This is a coursework I did in R as part of the ST3189 coursework. It invovles three datasets, European Working Conditions Survey 2016, Bank Marketing Dataset and Student Performance Dataset. In this repo, there are data descriptions files, write-up and the R code.
The prompt are as follows: In the first part you will be given data collected from various individuals on several variables. The goal will be to use unsupervised learning techniques such as Principal Component Analysis or Cluster Analysis to summarise the information in the data by appropriate tables and/or plots. In the second part you will be presented with a regression problem. The aim would be to compare various models and techniques for their estimation to allow meaningful interpretation and competitive predictive performance. The latter should be assessed by appropriate experiments based on training and test datasets. In addition to linear regression, Tree based methods, Non-linear models or other suitable techniques can be used if you think they can provide improvement.

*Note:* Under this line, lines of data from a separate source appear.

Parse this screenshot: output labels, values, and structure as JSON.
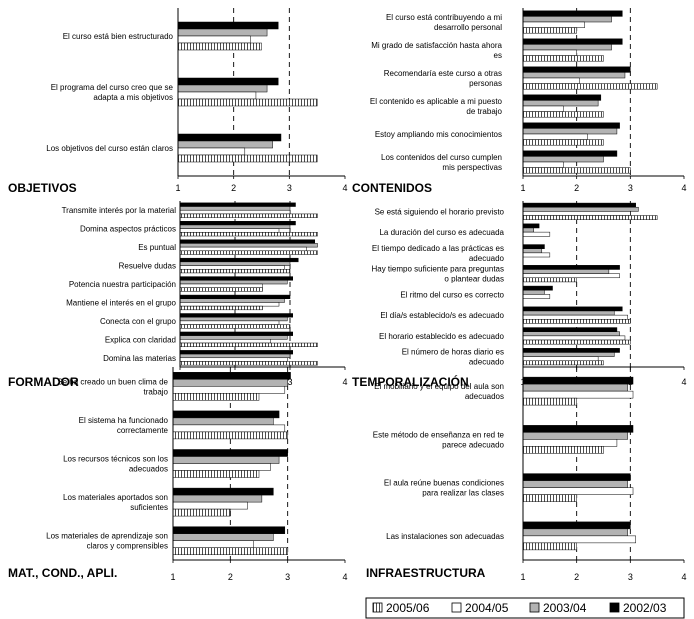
{
  "colors": {
    "s2005_06": "#ffffff",
    "s2004_05": "#ffffff",
    "s2003_04": "#b3b3b3",
    "s2002_03": "#000000"
  },
  "legend": {
    "items": [
      {
        "label": "2005/06",
        "pattern": "vertical-lines"
      },
      {
        "label": "2004/05",
        "pattern": "white"
      },
      {
        "label": "2003/04",
        "pattern": "gray"
      },
      {
        "label": "2002/03",
        "pattern": "black"
      }
    ]
  },
  "chart_data": [
    {
      "type": "bar",
      "orientation": "horizontal",
      "title": "OBJETIVOS",
      "xlim": [
        1,
        4
      ],
      "ticks": [
        "1",
        "2",
        "3",
        "4"
      ],
      "dashed_gridlines": [
        2,
        3
      ],
      "series_names": [
        "2002/03",
        "2003/04",
        "2004/05",
        "2005/06"
      ],
      "categories": [
        {
          "label": [
            "El curso está bien estructurado"
          ],
          "values": [
            2.8,
            2.6,
            2.3,
            2.5
          ]
        },
        {
          "label": [
            "El programa del curso creo que se",
            "adapta a mis objetivos"
          ],
          "values": [
            2.8,
            2.6,
            2.4,
            3.5
          ]
        },
        {
          "label": [
            "Los objetivos del curso están claros"
          ],
          "values": [
            2.85,
            2.7,
            2.2,
            3.5
          ]
        }
      ]
    },
    {
      "type": "bar",
      "orientation": "horizontal",
      "title": "CONTENIDOS",
      "xlim": [
        1,
        4
      ],
      "ticks": [
        "1",
        "2",
        "3",
        "4"
      ],
      "dashed_gridlines": [
        2,
        3
      ],
      "series_names": [
        "2002/03",
        "2003/04",
        "2004/05",
        "2005/06"
      ],
      "categories": [
        {
          "label": [
            "El curso está contribuyendo a mi",
            "desarrollo personal"
          ],
          "values": [
            2.85,
            2.65,
            2.15,
            2.0
          ]
        },
        {
          "label": [
            "Mi grado de satisfacción hasta ahora",
            "es"
          ],
          "values": [
            2.85,
            2.65,
            2.0,
            2.5
          ]
        },
        {
          "label": [
            "Recomendaría este curso a otras",
            "personas"
          ],
          "values": [
            3.0,
            2.9,
            2.05,
            3.5
          ]
        },
        {
          "label": [
            "El contenido es aplicable a mi puesto",
            "de trabajo"
          ],
          "values": [
            2.45,
            2.4,
            1.75,
            2.5
          ]
        },
        {
          "label": [
            "Estoy ampliando mis conocimientos"
          ],
          "values": [
            2.8,
            2.75,
            2.2,
            2.5
          ]
        },
        {
          "label": [
            "Los contenidos del curso cumplen",
            "mis perspectivas"
          ],
          "values": [
            2.75,
            2.5,
            1.75,
            3.0
          ]
        }
      ]
    },
    {
      "type": "bar",
      "orientation": "horizontal",
      "title": "FORMADOR",
      "xlim": [
        1,
        4
      ],
      "ticks": [
        "1",
        "2",
        "3",
        "4"
      ],
      "dashed_gridlines": [
        2,
        3
      ],
      "series_names": [
        "2002/03",
        "2003/04",
        "2004/05",
        "2005/06"
      ],
      "categories": [
        {
          "label": [
            "Transmite interés por la material"
          ],
          "values": [
            3.1,
            3.0,
            3.0,
            3.5
          ]
        },
        {
          "label": [
            "Domina aspectos prácticos"
          ],
          "values": [
            3.1,
            3.0,
            2.8,
            3.5
          ]
        },
        {
          "label": [
            "Es puntual"
          ],
          "values": [
            3.45,
            3.5,
            3.3,
            3.5
          ]
        },
        {
          "label": [
            "Resuelve dudas"
          ],
          "values": [
            3.15,
            3.0,
            2.9,
            3.0
          ]
        },
        {
          "label": [
            "Potencia nuestra participación"
          ],
          "values": [
            3.05,
            2.95,
            2.5,
            2.5
          ]
        },
        {
          "label": [
            "Mantiene el interés en el grupo"
          ],
          "values": [
            3.0,
            2.9,
            2.8,
            2.5
          ]
        },
        {
          "label": [
            "Conecta con el grupo"
          ],
          "values": [
            3.05,
            2.95,
            2.8,
            3.0
          ]
        },
        {
          "label": [
            "Explica con claridad"
          ],
          "values": [
            3.05,
            2.95,
            2.65,
            3.5
          ]
        },
        {
          "label": [
            "Domina las materias"
          ],
          "values": [
            3.05,
            3.0,
            2.95,
            3.5
          ]
        }
      ]
    },
    {
      "type": "bar",
      "orientation": "horizontal",
      "title": "TEMPORALIZACIÓN",
      "xlim": [
        1,
        4
      ],
      "ticks": [
        "1",
        "2",
        "3",
        "4"
      ],
      "dashed_gridlines": [
        2,
        3
      ],
      "series_names": [
        "2002/03",
        "2003/04",
        "2004/05",
        "2005/06"
      ],
      "categories": [
        {
          "label": [
            "Se está siguiendo el horario previsto"
          ],
          "values": [
            3.1,
            3.15,
            3.0,
            3.5
          ]
        },
        {
          "label": [
            "La duración del curso es adecuada"
          ],
          "values": [
            1.3,
            1.2,
            1.5,
            1.0
          ]
        },
        {
          "label": [
            "El tiempo dedicado a las prácticas es",
            "adecuado"
          ],
          "values": [
            1.4,
            1.35,
            1.5,
            1.0
          ]
        },
        {
          "label": [
            "Hay tiempo suficiente para preguntas",
            "o plantear dudas"
          ],
          "values": [
            2.8,
            2.6,
            2.8,
            2.0
          ]
        },
        {
          "label": [
            "El ritmo del curso es correcto"
          ],
          "values": [
            1.55,
            1.4,
            1.5,
            1.0
          ]
        },
        {
          "label": [
            "El día/s establecido/s es adecuado"
          ],
          "values": [
            2.85,
            2.7,
            2.95,
            3.0
          ]
        },
        {
          "label": [
            "El horario establecido es adecuado"
          ],
          "values": [
            2.75,
            2.8,
            2.9,
            3.0
          ]
        },
        {
          "label": [
            "El número de horas diario es",
            "adecuado"
          ],
          "values": [
            2.8,
            2.7,
            2.4,
            2.5
          ]
        }
      ]
    },
    {
      "type": "bar",
      "orientation": "horizontal",
      "title": "MAT., COND., APLI.",
      "xlim": [
        1,
        4
      ],
      "ticks": [
        "1",
        "2",
        "3",
        "4"
      ],
      "dashed_gridlines": [
        2,
        3
      ],
      "series_names": [
        "2002/03",
        "2003/04",
        "2004/05",
        "2005/06"
      ],
      "categories": [
        {
          "label": [
            "Se ha creado un buen clima de",
            "trabajo"
          ],
          "values": [
            3.05,
            3.0,
            2.95,
            2.5
          ]
        },
        {
          "label": [
            "El sistema ha funcionado",
            "correctamente"
          ],
          "values": [
            2.85,
            2.75,
            2.95,
            3.0
          ]
        },
        {
          "label": [
            "Los recursos técnicos son los",
            "adecuados"
          ],
          "values": [
            3.0,
            2.85,
            2.7,
            2.5
          ]
        },
        {
          "label": [
            "Los materiales aportados son",
            "suficientes"
          ],
          "values": [
            2.75,
            2.55,
            2.3,
            2.0
          ]
        },
        {
          "label": [
            "Los materiales de aprendizaje son",
            "claros y comprensibles"
          ],
          "values": [
            2.95,
            2.75,
            2.4,
            3.0
          ]
        }
      ]
    },
    {
      "type": "bar",
      "orientation": "horizontal",
      "title": "INFRAESTRUCTURA",
      "xlim": [
        1,
        4
      ],
      "ticks": [
        "1",
        "2",
        "3",
        "4"
      ],
      "dashed_gridlines": [
        2,
        3
      ],
      "series_names": [
        "2002/03",
        "2003/04",
        "2004/05",
        "2005/06"
      ],
      "categories": [
        {
          "label": [
            "El mobiliario y el equipo del aula son",
            "adecuados"
          ],
          "values": [
            3.05,
            2.95,
            3.05,
            2.0
          ]
        },
        {
          "label": [
            "Este método de enseñanza en red te",
            "parece adecuado"
          ],
          "values": [
            3.05,
            2.95,
            2.75,
            2.5
          ]
        },
        {
          "label": [
            "El aula reúne buenas condiciones",
            "para realizar las clases"
          ],
          "values": [
            3.0,
            2.95,
            3.05,
            2.0
          ]
        },
        {
          "label": [
            "Las instalaciones son adecuadas"
          ],
          "values": [
            3.0,
            2.95,
            3.1,
            2.0
          ]
        }
      ]
    }
  ]
}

Finally, in the third part you will be given a classification problem. The analysis will contain similar steps with the 2nd part but you should be able to interpret the output from different models and compare their predictive performance taking into account that the response variable will be binary. In addition to appropriate regression or discriminant analysis, Tree-based methods, Non-linear models or other suitable techniques can be used if you think they will perform better.
Tools involved: Principal Component Analysis, Multiple linear regression, Logistic Regression, Linear Discriminant Analysis, Quadratic Discriminant Analysis, K-Nearest Neighbours classifier and Classification Tree.